El Estado es “laico”, pero no “laicista” –se dice. O bien: “El Estado es “aconfesional”, pero no “laico”. Y forzando hasta el extremo el lenguaje en una u otra dicotomía (donde “laico” se opone a “laicista” o “aconfesional” se opone a “laico” para sostener el mismo argumento), se enuncia algo similar a lo siguiente:

El Estado, en efecto, está separado de la Iglesia o de las iglesias, pero no es ignorante de la existencia de las mismas y del derecho universal a la libertad religiosa, por lo que debe poner todo su aparato, financiación por delante, al servicio del desarrollo de dicho derecho fundamental.

Se olvida nuevamente, en este planteamiento, que el derecho universal es la libertad de conciencia, que no excluye ninguna opción, y no la libertad religiosa, necesariamente restrictiva y por lo tanto detentadora sólo de privilegios.

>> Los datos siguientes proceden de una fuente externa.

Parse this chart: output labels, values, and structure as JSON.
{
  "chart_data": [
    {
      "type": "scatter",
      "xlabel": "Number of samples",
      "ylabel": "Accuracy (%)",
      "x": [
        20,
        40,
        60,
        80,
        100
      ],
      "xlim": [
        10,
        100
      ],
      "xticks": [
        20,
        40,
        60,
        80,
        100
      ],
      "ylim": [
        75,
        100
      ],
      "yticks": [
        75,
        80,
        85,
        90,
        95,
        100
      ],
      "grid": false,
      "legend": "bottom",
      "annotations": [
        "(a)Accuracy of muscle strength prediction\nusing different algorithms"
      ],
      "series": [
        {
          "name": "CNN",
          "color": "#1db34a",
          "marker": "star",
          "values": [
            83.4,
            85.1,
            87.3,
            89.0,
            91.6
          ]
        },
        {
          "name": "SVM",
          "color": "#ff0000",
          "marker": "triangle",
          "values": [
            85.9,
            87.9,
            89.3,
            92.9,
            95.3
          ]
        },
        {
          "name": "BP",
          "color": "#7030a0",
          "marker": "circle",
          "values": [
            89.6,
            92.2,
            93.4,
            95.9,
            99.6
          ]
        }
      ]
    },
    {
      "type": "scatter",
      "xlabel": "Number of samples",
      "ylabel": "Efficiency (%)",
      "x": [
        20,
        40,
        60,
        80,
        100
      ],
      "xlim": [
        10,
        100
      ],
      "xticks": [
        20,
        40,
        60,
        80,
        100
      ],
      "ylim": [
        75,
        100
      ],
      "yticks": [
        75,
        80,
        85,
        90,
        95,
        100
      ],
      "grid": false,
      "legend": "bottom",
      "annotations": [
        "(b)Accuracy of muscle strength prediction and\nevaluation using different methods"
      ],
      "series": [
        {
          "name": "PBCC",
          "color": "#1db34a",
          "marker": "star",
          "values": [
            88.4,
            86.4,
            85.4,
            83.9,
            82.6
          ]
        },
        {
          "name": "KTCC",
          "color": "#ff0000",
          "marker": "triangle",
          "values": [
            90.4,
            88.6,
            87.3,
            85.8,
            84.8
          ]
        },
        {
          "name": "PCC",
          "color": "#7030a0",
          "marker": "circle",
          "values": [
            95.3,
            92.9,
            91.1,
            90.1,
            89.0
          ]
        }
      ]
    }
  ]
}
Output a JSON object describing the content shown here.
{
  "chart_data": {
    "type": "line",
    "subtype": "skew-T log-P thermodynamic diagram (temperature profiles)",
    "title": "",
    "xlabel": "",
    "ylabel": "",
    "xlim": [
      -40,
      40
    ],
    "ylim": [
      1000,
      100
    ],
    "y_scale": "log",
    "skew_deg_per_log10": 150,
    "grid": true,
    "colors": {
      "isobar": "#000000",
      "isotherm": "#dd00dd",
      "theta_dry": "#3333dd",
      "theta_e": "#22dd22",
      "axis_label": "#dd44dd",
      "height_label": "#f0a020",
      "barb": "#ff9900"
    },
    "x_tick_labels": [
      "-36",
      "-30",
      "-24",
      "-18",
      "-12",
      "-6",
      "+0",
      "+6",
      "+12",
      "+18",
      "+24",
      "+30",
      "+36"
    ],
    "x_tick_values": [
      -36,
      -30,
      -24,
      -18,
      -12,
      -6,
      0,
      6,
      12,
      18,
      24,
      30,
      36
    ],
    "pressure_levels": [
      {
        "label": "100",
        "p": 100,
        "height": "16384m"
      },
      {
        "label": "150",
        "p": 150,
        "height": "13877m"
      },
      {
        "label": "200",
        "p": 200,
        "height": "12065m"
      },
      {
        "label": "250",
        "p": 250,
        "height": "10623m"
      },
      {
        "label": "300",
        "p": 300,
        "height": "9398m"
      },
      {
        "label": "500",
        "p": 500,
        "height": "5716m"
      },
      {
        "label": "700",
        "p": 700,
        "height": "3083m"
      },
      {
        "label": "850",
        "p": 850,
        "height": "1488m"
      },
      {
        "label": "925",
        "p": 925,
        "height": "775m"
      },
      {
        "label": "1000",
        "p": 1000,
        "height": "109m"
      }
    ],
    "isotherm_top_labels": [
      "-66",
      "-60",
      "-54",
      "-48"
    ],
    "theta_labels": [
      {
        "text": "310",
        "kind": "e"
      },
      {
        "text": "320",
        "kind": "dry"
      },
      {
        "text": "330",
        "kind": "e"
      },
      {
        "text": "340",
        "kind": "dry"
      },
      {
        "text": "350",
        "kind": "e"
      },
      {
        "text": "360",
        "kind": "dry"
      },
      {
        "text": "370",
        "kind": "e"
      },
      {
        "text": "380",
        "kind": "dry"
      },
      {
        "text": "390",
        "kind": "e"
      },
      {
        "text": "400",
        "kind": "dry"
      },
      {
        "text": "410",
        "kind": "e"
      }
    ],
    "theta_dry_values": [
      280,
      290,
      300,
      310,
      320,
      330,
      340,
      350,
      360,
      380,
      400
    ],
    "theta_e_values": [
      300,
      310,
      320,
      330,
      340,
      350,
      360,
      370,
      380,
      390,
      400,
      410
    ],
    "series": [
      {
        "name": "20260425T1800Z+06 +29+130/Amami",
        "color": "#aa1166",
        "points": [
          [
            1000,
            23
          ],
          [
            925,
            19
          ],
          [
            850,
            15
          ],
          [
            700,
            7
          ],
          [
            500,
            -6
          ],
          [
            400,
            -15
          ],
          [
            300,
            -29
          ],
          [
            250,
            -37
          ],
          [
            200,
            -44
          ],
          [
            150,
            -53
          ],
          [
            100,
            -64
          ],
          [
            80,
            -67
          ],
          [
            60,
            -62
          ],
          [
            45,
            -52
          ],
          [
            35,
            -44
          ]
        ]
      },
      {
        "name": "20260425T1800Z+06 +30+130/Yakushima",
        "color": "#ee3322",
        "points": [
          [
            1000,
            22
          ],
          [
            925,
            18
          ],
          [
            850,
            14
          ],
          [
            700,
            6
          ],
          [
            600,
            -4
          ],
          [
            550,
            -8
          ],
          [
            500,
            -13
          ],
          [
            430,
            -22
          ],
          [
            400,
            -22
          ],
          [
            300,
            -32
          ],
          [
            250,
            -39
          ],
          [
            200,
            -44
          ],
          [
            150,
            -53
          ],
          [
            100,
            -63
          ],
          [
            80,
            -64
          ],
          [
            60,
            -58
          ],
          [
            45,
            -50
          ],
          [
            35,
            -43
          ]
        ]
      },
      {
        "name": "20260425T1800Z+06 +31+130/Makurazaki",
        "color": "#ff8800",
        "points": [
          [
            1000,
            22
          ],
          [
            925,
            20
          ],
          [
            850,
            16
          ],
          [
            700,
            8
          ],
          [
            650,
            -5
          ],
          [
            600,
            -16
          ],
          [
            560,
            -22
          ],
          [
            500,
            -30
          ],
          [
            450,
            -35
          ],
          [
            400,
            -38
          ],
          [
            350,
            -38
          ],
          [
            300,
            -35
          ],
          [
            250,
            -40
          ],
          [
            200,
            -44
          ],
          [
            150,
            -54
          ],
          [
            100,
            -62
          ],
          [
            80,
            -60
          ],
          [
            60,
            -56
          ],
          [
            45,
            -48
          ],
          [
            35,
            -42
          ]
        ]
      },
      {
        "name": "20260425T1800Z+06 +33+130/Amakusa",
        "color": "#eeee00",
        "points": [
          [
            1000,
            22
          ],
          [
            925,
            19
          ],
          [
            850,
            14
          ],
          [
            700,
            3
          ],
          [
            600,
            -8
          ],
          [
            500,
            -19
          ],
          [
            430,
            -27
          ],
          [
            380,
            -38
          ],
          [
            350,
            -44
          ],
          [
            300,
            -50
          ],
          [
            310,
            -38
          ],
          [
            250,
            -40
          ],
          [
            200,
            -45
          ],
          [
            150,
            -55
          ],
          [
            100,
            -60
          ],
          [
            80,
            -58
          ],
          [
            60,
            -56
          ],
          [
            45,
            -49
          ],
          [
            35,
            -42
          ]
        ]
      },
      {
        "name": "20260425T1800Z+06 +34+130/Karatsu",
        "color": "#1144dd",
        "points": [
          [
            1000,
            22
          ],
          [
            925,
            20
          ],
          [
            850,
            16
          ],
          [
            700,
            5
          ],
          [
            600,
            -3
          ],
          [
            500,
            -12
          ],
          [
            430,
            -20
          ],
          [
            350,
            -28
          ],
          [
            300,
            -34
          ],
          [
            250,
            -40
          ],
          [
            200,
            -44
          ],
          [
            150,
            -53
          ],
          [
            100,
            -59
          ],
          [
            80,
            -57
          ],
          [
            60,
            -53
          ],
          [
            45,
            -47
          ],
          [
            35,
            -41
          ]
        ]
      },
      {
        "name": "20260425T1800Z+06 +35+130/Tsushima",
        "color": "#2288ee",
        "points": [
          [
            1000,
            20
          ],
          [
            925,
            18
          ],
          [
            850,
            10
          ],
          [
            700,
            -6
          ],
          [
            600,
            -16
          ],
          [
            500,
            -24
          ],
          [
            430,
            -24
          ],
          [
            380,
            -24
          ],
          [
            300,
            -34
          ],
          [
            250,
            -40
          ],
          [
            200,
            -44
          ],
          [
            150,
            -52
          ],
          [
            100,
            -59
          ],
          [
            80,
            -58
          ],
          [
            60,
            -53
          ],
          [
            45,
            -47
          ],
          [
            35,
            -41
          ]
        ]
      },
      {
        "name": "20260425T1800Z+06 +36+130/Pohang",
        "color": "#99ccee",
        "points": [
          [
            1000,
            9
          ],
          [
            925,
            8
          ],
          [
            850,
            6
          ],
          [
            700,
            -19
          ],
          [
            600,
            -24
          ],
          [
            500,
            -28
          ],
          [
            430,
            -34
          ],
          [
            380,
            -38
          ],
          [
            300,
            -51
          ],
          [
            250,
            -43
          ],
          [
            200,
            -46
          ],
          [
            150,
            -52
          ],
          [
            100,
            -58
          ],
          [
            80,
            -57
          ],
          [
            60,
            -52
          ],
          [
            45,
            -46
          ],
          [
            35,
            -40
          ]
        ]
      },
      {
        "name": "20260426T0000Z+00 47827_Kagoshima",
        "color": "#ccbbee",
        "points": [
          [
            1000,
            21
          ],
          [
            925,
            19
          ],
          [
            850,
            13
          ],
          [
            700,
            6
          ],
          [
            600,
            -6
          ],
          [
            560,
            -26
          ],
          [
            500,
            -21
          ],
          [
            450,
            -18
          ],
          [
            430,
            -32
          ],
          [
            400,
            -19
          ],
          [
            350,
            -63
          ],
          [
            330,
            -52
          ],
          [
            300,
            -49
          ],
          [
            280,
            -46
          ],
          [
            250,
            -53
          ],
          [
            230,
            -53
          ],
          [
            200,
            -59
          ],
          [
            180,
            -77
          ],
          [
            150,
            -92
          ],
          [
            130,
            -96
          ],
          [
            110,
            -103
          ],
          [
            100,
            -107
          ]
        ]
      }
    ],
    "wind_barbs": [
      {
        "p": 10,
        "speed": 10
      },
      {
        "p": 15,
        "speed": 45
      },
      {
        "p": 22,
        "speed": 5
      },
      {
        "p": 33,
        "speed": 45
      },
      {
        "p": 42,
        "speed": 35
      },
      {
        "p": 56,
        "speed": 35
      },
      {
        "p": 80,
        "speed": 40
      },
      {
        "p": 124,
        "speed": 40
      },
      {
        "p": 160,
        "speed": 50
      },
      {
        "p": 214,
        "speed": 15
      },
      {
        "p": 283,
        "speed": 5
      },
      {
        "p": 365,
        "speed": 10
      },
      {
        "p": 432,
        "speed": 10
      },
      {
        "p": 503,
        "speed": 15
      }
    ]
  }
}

La pretendida legitimidad a que apelan los señores curas y los señores obispos para que sus sueldos y sus actividades se financien con dinero público sólo sería “legítima”, valga la redundancia, si al mismo tiempo se acompañara de la petición de que el Estado sostenga económicamente todas las organizaciones que agrupan a ciudadanos en torno a sistemas de convicciones de cualquier índole. Y la única discriminación o limitación aceptable en este caso, desde la pretensión de universalidad del derecho, sería meramente cuantitativa (número de afiliados y/o de voluntades libre y explícitamente expresadas), jamás de índole cualitativa, ya que esto supondría (mejor, supone, en nuestra situación actual) una manifiesta tendenciosidad de los poderes públicos que atenta directamente contra los principios fundamentales de libertad y de igualdad sobre los que se fundamenta la democracia.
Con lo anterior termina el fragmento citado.